Tweed made no attempt to lose the Land-Rover. His tail was still with him. when he was deep inside London in the Baker Street area. Driving into the garage where he often bought petrol, Tweed got out, called out to the mechanic.

`Something's not right with the accelerator, I suspect. I may be wrong but perhaps you could check it. I won't need the car for a few hours.'

`I'll give it a thorough check, sir,' the mechanic assured him.

`Looks like rain,' Tweed remarked.

Opening the boot, he took out his rather shabby Burberry and a deerstalker hat. Handing the keys to the mechanic, he put on the raincoat and hat. Leaving the mechanic, he took off his glasses before emerging into the street. He walked towards Regent's Park without glancing back. A few minutes later he paused at a bus stop and pretended to study the timetable, glancing back. No sign of the Land-Rover or its driver.

`You'll have a long wait for nothing, laddie,' he said to himself.

Crossing the road, he walked along Park Crescent and up the steps of the building carrying the doorplate, General amp; Cumbria Assurance. Monica jumped up when he entered his office.

`Have I got news for you – and don't tell me you already know. Because I don't think you do.'

13

At No. 185 The Boltons several hours later Dr Wand sat in his spacious study at the rear of the mansion. In London the sky was overcast and he had the curtains half-closed across the window behind him.

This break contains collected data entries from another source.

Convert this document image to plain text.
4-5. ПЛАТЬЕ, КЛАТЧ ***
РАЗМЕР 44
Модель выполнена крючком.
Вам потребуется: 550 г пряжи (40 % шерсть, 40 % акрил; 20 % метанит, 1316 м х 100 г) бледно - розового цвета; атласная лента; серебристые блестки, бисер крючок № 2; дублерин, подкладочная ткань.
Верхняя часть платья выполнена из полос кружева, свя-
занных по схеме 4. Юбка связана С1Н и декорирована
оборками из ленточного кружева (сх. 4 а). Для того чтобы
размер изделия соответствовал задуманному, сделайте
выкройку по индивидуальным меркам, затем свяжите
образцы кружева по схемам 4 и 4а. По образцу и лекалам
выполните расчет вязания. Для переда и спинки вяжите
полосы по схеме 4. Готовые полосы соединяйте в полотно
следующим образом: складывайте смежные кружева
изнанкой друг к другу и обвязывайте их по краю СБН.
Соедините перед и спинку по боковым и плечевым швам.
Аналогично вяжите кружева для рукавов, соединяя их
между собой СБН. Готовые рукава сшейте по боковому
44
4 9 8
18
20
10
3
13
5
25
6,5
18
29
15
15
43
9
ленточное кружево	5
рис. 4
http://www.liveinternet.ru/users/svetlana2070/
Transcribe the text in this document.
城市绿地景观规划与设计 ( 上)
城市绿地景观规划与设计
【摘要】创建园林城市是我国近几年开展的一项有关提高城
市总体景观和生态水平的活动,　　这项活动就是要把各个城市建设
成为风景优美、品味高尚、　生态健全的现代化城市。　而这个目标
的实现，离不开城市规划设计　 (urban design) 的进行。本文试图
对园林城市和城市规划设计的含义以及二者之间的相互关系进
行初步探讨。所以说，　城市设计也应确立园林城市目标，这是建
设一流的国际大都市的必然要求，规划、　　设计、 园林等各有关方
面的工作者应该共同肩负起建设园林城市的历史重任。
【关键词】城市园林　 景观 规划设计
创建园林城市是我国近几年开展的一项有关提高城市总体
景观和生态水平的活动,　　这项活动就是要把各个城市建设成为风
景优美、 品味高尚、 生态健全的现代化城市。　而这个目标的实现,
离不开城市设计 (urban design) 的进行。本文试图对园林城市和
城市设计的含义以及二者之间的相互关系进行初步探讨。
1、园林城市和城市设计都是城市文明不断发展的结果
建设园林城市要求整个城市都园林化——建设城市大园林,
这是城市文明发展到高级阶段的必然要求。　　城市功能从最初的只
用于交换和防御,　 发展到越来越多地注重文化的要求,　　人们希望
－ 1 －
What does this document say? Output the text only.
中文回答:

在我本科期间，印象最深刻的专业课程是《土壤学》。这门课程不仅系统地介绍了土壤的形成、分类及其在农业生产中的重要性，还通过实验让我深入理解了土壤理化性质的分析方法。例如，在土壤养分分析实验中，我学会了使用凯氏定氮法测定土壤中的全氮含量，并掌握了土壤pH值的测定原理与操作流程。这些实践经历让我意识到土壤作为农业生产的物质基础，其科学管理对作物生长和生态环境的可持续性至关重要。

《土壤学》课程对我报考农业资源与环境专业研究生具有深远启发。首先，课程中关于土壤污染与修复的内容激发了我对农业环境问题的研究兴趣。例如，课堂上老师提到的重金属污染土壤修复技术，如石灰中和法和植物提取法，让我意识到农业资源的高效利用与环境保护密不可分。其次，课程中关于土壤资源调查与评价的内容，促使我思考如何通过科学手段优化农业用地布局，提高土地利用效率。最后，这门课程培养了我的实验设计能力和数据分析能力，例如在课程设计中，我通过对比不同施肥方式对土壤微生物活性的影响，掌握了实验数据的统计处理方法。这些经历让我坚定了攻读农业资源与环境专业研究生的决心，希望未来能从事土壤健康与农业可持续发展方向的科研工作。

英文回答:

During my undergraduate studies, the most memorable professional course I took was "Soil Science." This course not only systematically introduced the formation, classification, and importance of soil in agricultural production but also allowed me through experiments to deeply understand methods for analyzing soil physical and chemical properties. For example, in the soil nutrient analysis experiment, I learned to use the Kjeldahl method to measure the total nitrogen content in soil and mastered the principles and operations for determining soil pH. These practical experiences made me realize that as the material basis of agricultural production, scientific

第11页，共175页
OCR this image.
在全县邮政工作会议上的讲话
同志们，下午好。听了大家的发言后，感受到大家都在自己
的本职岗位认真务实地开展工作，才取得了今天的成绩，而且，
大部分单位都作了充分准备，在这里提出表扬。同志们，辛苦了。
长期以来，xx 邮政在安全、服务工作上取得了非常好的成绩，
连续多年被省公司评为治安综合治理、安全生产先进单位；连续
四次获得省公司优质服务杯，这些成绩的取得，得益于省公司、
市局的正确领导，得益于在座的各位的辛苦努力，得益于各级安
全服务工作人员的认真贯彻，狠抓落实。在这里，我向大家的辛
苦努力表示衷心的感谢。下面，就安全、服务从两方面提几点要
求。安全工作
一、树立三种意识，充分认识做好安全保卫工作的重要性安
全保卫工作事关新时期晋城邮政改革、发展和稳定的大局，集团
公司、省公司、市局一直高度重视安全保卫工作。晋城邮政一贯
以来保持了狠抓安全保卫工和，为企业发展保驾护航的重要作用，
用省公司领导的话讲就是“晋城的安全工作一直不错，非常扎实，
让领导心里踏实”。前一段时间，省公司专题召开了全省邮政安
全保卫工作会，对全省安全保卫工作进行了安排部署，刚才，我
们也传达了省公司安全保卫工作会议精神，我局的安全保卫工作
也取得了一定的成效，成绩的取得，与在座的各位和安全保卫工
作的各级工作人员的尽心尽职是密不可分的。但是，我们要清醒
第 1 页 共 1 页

A shaded desk lamp provided the only illumination and the rest of the room was in deep shadow. The intercom on his large Regency desk buzzed and he pressed a switch.

`Yes?'

`The messenger you're expecting has arrived, sir.'

`Tell him to wait for a moment or two. I will let you know when I am ready.'

Seated in his swivel chair behind the the desk and facing the door, Wand's large hands began to fold up the maps he had been referring to – maps of Western Europe. He folded them slowly and carefully. Next he covered up a list of names with his leather-bound blotter. He pressed the intercom switch again.